Gli anni del dopoguerra, nel confine orientale italiano, furono teatro di un insieme di eventi di carattere locale e globale, dovuti alla specifica collocazione geografica, ai nodi irrisolti dell’irredentismo nazionalista e alle idee di indipendenza e cooperazione internazionale tra gli Stati. Trieste, centro cosmopolita e multiculturale, divenne il terminale di quella geografia immaginaria della tensione che fu da Winston Churchill ribattezzata “cortina di ferro” nel marzo del 1946. Come tale la “questione triestina” divenne oggetto di contesa.

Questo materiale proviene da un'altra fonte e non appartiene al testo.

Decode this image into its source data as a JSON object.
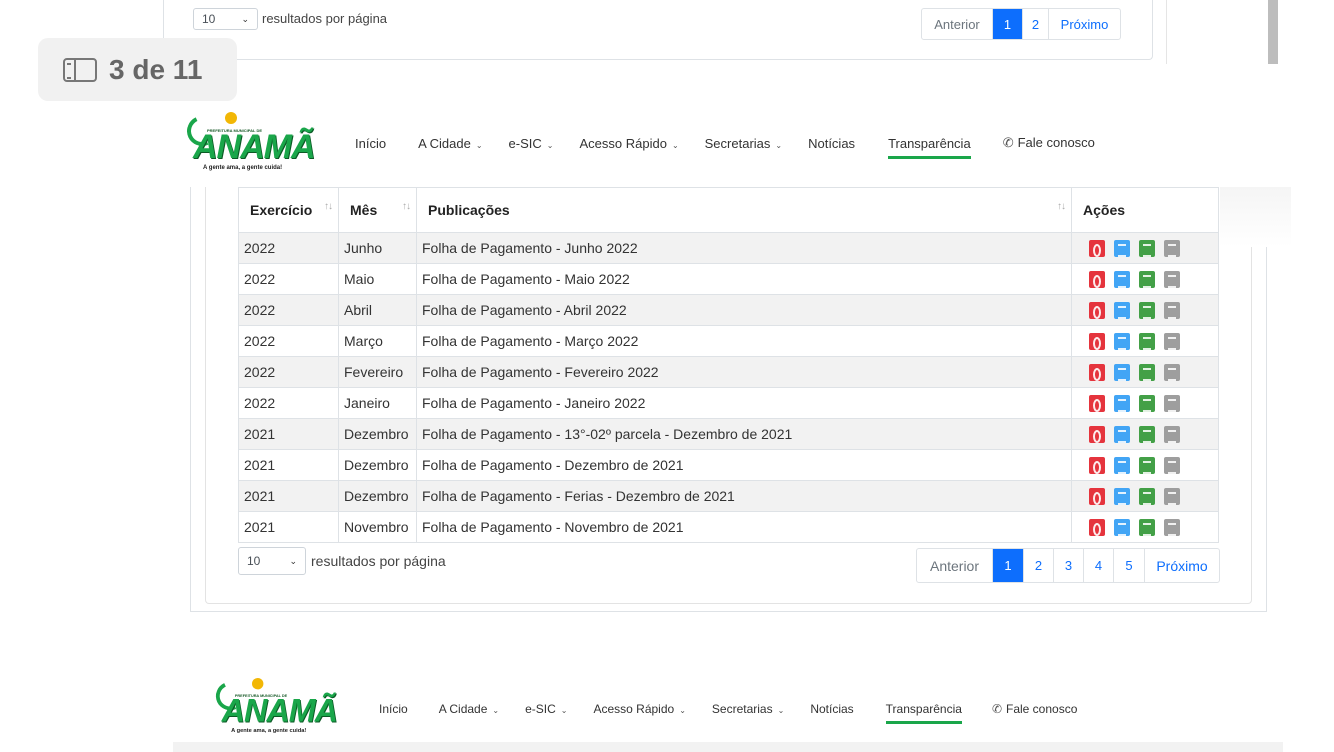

Da un lato la giovane Jugoslavia guidata da Josip Broz Tito rivendicava a sé l’intero territorio della Venezia Giulia, in seguito alla guerra di liberazione dal nazifascismo condotta dall’esercito partigiano e soprattutto in virtù dell’ampio sostegno popolare che esso riscosse nei territori. Dall’altro lato il governo italiano, uscito sconfitto dalla guerra, trovò la propria collocazione nella sfera politica anglo-americana e rivendicò anch’esso il possesso del territorio triestino.

Il terzo attore sulla scena era il Partito Comunista Italiano (Pci), nel suo corpus dirigente romano e nelle sue articolazioni triestine e giuliane, e la molteplicità di legami che esso intratteneva con l’Unione Sovietica, con la Jugoslavia e con gli altri partiti dell’arco costituzionale italiano.

Lo spazio territoriale della contesa fu definito dal Trattato di Parigi del 1947, in cui venne istituito il “Territorio Libero di Trieste” (TLT) diviso in due zone, la A e la B, con capitali Trieste e Capodistria, rispettivamente sotto il controllo anglo-americano e jugoslavo. Così come Berlino, l’intera zona era un puzzle caotico e frammentario, in cui convivevano spinte differenti e in cui, come in ogni spy story, non potevano mancare nebbie, agenti doppiogiochisti, personaggi ambigui, forzature storiche e tragedie.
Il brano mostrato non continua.